His area of responsibility does not include Baghdad.

In recent remarks on the issue of Iraqi abuse of detainees, Rumsfeld has stressed his interest in clarifying the rules governing the response of American troops. When Gen. Peter Pace, the chairman of the Joint Chiefs of Staff, told reporters Nov. 29 that all U.S. service members are obliged to intervene to stop inhumane treatment they see, Rumsfeld said, "I don't think you mean they have an obligation to physically stop it; it's to report it."

No, Pace said, they are supposed to stop it.

Since then, Rumsfeld has asked that these rules be clarified. He alluded to the matter in a speech on Monday, citing the danger of a host country taking legal action against U.S. troops who use force to stop detainee abuses.

"And so reporting something that looks amiss is good," Rumsfeld said. "Orally trying to stop something that looks amiss, to me, sounds very reasonable. And then the next question is: What level of force should they use to try to stop it if they see it happening in a country where they don't know the laws."

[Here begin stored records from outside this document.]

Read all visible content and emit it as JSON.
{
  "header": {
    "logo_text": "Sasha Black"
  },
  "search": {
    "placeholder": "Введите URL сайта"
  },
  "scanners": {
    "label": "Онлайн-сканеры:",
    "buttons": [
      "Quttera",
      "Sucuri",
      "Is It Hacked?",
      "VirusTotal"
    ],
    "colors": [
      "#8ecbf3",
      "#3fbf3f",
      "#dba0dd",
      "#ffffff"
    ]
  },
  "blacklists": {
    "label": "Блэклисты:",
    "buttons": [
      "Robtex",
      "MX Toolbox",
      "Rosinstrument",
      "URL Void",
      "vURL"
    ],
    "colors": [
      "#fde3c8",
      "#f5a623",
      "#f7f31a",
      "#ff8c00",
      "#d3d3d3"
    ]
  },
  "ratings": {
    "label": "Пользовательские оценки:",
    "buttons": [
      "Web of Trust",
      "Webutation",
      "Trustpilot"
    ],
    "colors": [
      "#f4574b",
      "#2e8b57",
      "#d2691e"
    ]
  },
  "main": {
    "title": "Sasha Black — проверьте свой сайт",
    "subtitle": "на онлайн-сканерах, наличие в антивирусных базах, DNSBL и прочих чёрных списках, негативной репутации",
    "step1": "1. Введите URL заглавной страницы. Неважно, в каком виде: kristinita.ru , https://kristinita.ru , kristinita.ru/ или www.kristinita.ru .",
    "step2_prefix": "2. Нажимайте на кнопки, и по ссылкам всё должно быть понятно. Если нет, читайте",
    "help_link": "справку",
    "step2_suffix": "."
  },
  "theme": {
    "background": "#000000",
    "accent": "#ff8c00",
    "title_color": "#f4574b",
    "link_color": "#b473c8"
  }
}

In his June 22 memo, Casey wrote that U.S. troops are obliged to "take all reasonable action" in accordance with military rules to stop or prevent any observed or suspected instances of physical or mental abuse that are "likely to lead to serious injury or the death of detained persons in Iraqi custody," and to promptly report it.

A Rumsfeld spokesman, Bryan Whitman, said Wednesday that Rumsfeld wants a clearer definition of "all reasonable action."